En cinquième et dernier lieu, aux termes de l’article 8 de la convention européenne de sauvegarde des droits de l’homme et des libertés fondamentales : « 1° Toute personne a droit au respect de sa vie privée et familiale, de son domicile et de sa correspondance ; 2° Il ne peut y avoir ingérence d’une autorité publique dans l’exercice de ce droit que pour autant que cette ingérence est prévue par la loi et qu’elle constitue une mesure qui, dans une société démocratique, est nécessaire à la sécurité nationale, à la sûreté publique, au bien-être économique du pays, à la défense de l’ordre et à la prévention des infractions pénales, à la protection de la santé ou de la morale ou à la protection des droits et libertés d’autrui. ».
Les éléments dont se prévaut M. A… relèvent du droit de mener une vie privée et familiale en France.

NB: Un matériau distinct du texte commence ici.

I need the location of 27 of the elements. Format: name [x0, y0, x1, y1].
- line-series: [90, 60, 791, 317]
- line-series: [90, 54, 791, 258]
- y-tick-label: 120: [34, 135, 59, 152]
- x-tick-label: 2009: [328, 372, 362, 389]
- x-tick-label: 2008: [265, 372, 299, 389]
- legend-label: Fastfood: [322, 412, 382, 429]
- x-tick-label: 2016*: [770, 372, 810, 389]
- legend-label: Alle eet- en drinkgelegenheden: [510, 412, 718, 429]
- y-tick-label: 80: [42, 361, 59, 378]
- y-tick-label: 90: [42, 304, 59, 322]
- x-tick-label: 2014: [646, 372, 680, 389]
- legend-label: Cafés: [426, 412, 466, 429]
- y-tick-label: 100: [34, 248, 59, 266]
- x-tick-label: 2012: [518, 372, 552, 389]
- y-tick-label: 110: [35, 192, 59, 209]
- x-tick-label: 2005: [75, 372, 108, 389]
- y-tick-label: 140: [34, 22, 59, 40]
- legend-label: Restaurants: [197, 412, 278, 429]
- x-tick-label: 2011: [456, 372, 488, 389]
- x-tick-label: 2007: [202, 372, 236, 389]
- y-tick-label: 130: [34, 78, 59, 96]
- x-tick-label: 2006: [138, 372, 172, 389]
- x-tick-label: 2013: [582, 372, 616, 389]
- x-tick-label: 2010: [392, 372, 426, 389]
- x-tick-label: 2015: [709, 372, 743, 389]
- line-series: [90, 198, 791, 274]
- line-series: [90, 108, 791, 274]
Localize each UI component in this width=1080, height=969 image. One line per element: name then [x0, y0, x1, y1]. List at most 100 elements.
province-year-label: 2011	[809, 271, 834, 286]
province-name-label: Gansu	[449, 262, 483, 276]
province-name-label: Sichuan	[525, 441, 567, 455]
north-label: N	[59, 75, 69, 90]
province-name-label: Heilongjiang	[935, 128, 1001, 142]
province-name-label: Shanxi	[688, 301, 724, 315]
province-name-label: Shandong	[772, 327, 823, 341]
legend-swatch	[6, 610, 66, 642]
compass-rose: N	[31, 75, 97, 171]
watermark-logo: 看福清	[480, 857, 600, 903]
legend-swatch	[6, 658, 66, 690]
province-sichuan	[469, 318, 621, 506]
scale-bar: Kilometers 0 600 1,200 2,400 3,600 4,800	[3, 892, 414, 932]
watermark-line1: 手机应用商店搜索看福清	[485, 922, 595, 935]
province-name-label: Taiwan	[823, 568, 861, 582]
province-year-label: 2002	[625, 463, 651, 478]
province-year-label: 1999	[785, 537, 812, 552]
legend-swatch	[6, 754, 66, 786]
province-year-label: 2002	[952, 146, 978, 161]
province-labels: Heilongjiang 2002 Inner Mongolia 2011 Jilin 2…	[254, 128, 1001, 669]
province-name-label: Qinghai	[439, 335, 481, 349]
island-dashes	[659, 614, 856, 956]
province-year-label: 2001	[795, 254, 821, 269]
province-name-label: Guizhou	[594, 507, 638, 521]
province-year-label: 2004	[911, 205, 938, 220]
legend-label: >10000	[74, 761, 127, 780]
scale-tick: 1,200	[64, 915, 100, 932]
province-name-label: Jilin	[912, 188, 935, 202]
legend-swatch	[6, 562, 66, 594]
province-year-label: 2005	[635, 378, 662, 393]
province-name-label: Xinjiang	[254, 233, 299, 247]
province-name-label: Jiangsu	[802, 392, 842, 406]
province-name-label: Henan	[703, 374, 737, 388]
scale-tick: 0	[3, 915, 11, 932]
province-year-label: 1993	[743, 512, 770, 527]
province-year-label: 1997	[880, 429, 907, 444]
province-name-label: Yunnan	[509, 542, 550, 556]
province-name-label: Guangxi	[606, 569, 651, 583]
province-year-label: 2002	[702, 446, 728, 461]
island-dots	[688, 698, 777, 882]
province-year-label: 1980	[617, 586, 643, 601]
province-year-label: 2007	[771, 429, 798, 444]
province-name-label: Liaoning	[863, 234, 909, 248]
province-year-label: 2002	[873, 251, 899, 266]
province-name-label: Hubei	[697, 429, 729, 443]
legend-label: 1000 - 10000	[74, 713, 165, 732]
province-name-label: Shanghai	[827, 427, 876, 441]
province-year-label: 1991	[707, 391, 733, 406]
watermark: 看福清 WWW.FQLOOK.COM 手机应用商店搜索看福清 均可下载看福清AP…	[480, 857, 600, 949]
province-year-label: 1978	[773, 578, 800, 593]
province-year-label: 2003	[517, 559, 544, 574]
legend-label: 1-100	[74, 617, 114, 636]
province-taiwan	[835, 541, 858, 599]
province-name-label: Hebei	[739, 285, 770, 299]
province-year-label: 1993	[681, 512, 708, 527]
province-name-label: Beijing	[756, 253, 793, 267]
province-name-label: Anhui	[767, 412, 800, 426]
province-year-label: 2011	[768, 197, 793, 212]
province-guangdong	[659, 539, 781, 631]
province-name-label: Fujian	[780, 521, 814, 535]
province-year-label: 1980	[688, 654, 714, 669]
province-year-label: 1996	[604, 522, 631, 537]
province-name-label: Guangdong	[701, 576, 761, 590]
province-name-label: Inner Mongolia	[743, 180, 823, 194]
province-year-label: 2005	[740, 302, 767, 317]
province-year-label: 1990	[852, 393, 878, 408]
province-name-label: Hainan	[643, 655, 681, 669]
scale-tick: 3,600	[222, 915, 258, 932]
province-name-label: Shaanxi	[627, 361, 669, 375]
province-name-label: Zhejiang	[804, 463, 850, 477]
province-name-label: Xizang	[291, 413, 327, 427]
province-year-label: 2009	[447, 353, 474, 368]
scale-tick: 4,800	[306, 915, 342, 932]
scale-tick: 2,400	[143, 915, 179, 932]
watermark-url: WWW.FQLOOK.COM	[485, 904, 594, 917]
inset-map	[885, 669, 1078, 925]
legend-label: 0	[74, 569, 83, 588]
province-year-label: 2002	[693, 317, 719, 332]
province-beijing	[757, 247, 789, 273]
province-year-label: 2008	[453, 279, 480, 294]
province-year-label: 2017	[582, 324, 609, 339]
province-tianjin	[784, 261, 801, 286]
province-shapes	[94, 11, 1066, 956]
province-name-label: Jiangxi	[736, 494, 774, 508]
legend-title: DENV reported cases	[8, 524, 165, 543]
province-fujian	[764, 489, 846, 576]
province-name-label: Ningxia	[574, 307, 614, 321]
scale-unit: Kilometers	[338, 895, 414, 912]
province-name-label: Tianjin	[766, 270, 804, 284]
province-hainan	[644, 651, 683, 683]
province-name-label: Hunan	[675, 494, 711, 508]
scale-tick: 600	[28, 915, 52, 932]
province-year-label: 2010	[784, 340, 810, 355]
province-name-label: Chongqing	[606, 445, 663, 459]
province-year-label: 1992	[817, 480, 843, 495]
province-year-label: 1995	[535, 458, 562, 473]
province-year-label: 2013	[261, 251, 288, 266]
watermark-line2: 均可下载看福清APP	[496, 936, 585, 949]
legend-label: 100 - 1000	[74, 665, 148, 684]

Toutefois, l’atteinte à ce droit qu’il allègue relève non pas de l’arrêté en litige mais de la peine judiciaire dont il n’appartient pas au tribunal administratif de connaître. Par suite, les moyens tirés de la méconnaissance des stipulations précitées et de l’erreur manifeste d’appréciation ne peuvent qu’être écartés.
Il résulte de tout ce qui précède que les conclusions à fin d’annulation de l’arrêté du préfet de la Haute-Garonne du 19 mai 2026 doivent être rejetées ainsi que, par voie de conséquence, celles tendant à l’application de l’article L. 761-1 du code de justice administrative et de l’article 37 de la loi du 10 juillet 1991.
D E C I D E :
Article 1er : M. A… est admis au bénéfice de l’aide juridictionnelle à titre provisoire.
Article 2 : Le surplus des conclusions de la requête est rejeté.
Article 3 : Le présent jugement sera notifié à M. C… A…, à Me Soulas et au préfet de la Haute-Garonne.
Rendu public par mise à disposition au greffe le 22 mai 2026.
La magistrate désignée,
S. Gigault
La greffière,
V. Bridet
La République mande et ordonne au préfet de la Haute-Garonne en ce qui le concerne ou à tous commissaires de justice à ce requis en ce qui concerne les voies de droit commun contre les parties privées, de pourvoir à l’exécution de la présente décision.